Mientras pensaba qué escribir para esta columna recordé que tiempo atrás había leído, en ese libro maravilloso que es “Gabo, periodista”, una columna viejísima de nuestro premio Nobel —escrita, creo, para su Jirafa de El Heraldo, de Barranquilla, por allá en la década del cincuenta—, en la que se gastaba todo su espacio en el periódico explicando que no había encontrado tema para escribir lo que estaba escribiendo. Lo hacía, por supuesto, desplegando toda la maestría de esa pluma que más adelante lo llevaría a escribir bellezas como la de esa vez en que José Arcadio Buendía lleva a Aureliano a conocer el hielo, y un gigante que lo custodia abre la caja para que lo aprecien por primera vez: “Dentro solo había un enorme bloque transparente —escribe García Márquez—, con infinitas agujas internas en las cuales se despedazaba en estrellas de colores la claridad del crepúsculo”.
En fin. Mi idea era releer esa columna sobre la dificultad de escribir una columna de opinión, y cómo a veces, tantas, los columnistas se ven (nos vemos) en tremendos apuros para escoger un tema. Mi intención era mostrar lo difícil que resulta con frecuencia ejercer de opinador en un país que tiene tantos y tantos llenando ríos de tinta en los periódicos o en blogs, redes sociales y demás: hoy no es difícil encontrar opiniones ni espacios, qué va, pues todos criticamos con una facilidad irresponsable; más difícil, creo, es encontrar lectores que logren pasar la barrera del tercer párrafo.
Quería, pues, ver otra vez cómo hizo Gabo para salir airoso de la página en blanco, y la manera en que lograba mantener la atención de los lectores hasta el final, a pesar de que no estaba contando nada. Recordaba, más o menos, que en la columna narraba la forma en que había esbozado varios temas, que luego había desechado por distintas razones. Un problema común de los opinadores, diría.
La idea era escribir una columna que explorara ese mismo temor, o que mostrara la irrelevancia de la gran mayoría de opinadores de oficio —incluyéndome, por supuesto—, porque a fin de cuentas casi todos los lectores leen para reafirmar sus maneras de pensar y desechan de tajo lo que va en contra de su pensamiento, así funciona. Todo eso quería, digo, pero resulta que me pasé un buen rato clavado en las páginas del libro y no la encontré; miré en el índice, busqué en las páginas donde creí haberla visto, releí algunas otras y nada: en vano.

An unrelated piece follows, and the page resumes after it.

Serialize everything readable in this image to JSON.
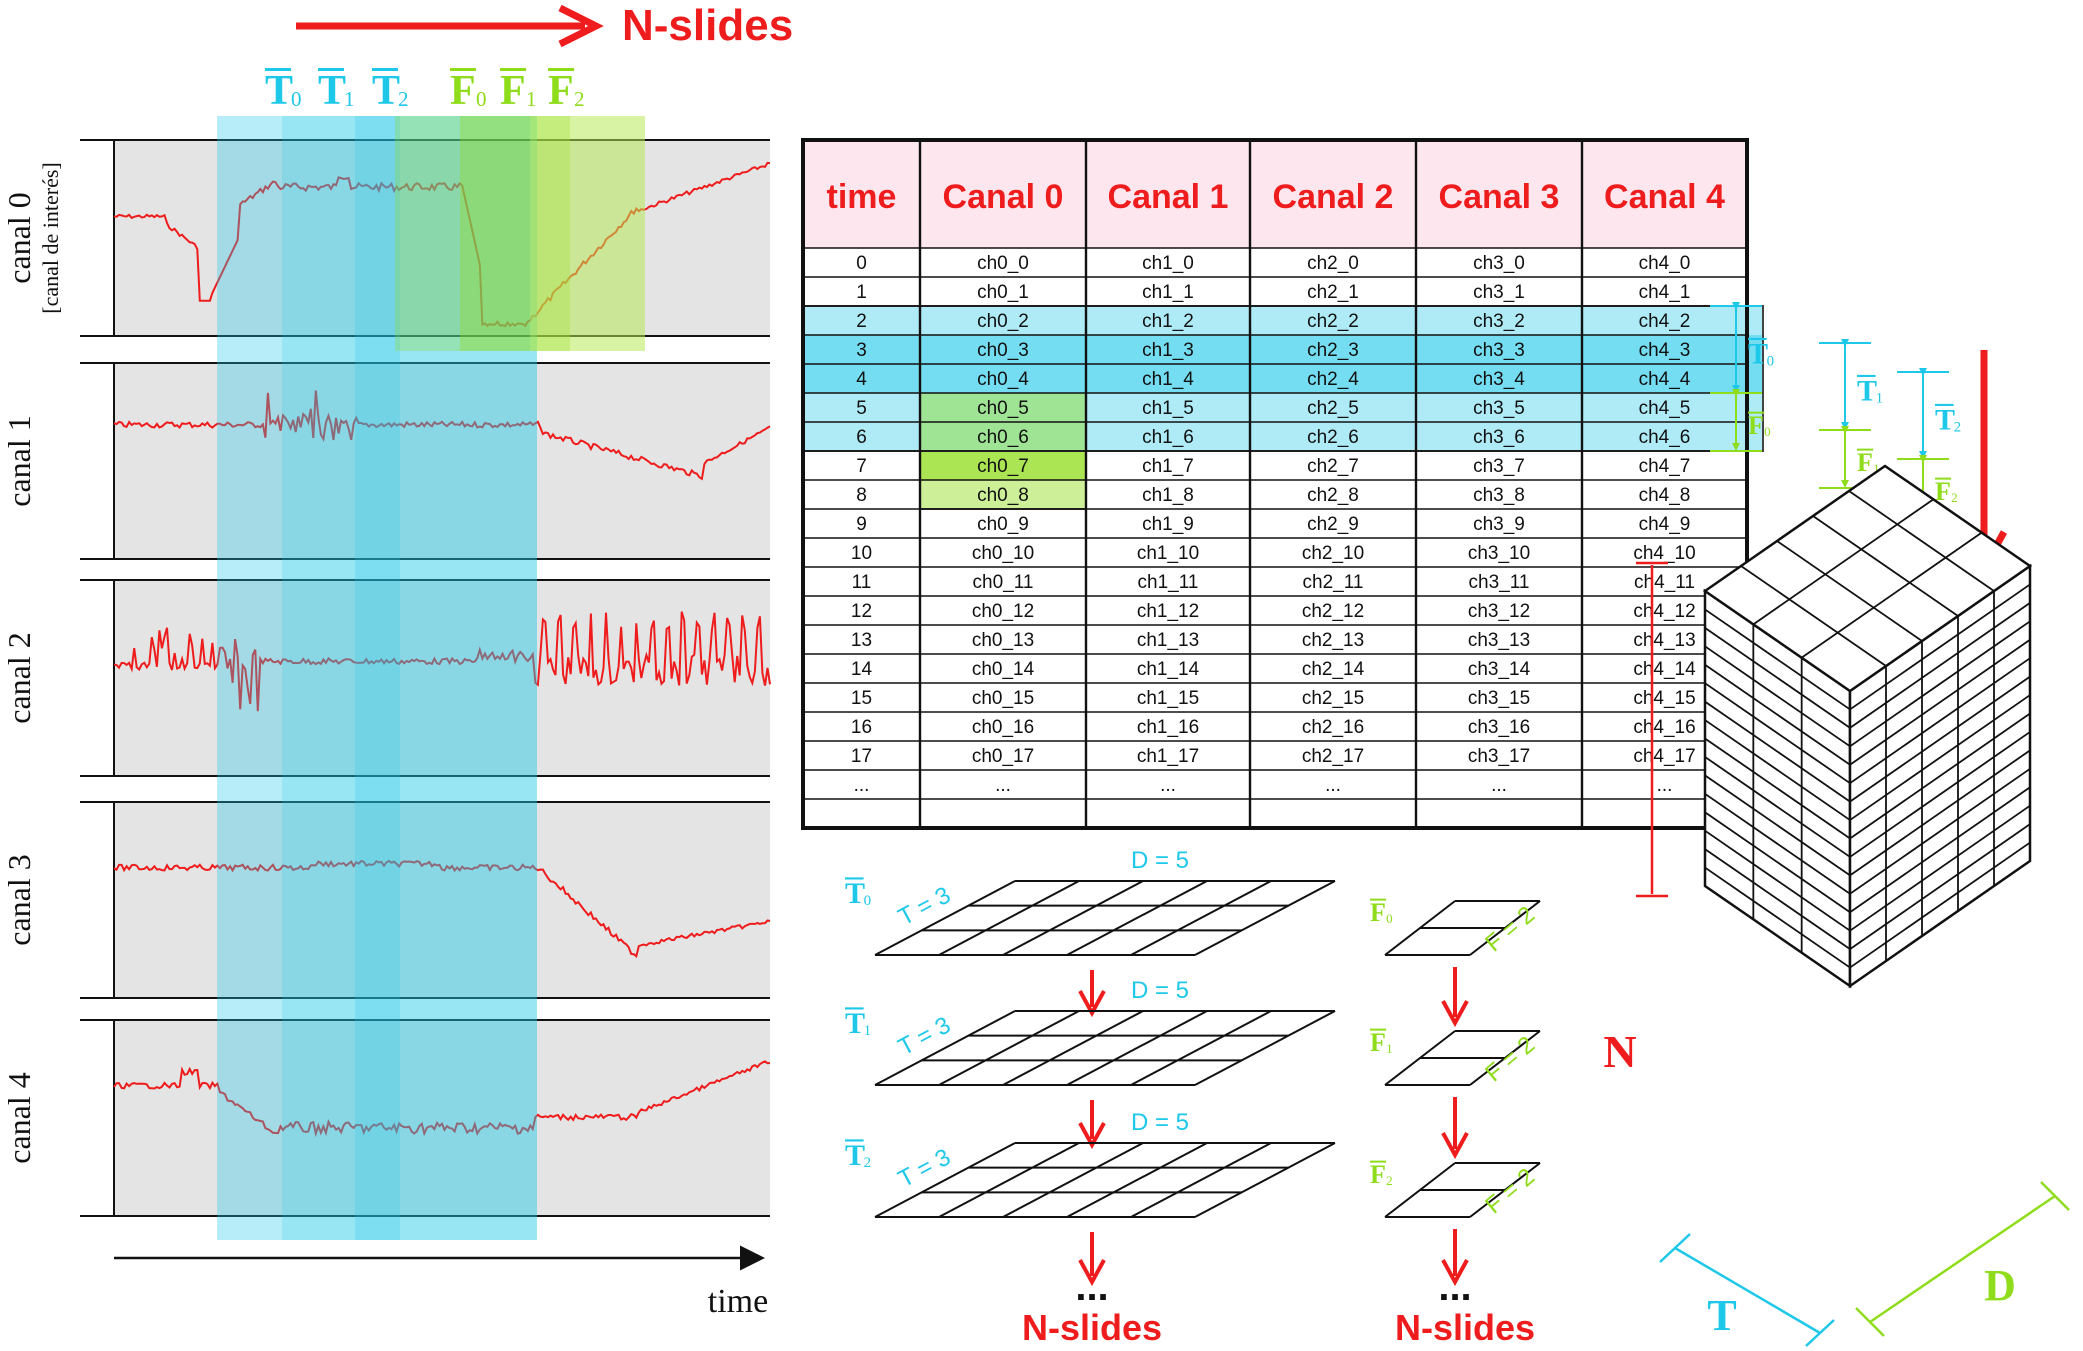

Sí encontré, en cambio, otra columna titulada Fastidio de domingo, fechada el 7 de febrero de 1950, en la que el Nobel explica que no solía escribir los domingos porque era un día “equivocado, inútil, que debió pasarse de contrabando cuando los astrónomos tomaron las medidas del tiempo humanamente soportable”. Domingo por la tarde, vea pues: justo el día en que escribo esta columna sobre nada. Así que si llegaron hasta aquí y pensaron que me dejé coger la noche y me quedé sin tema, no tengo ninguna autoridad para contradecirlos. Lo mejor es que, al final, tampoco pasa nada.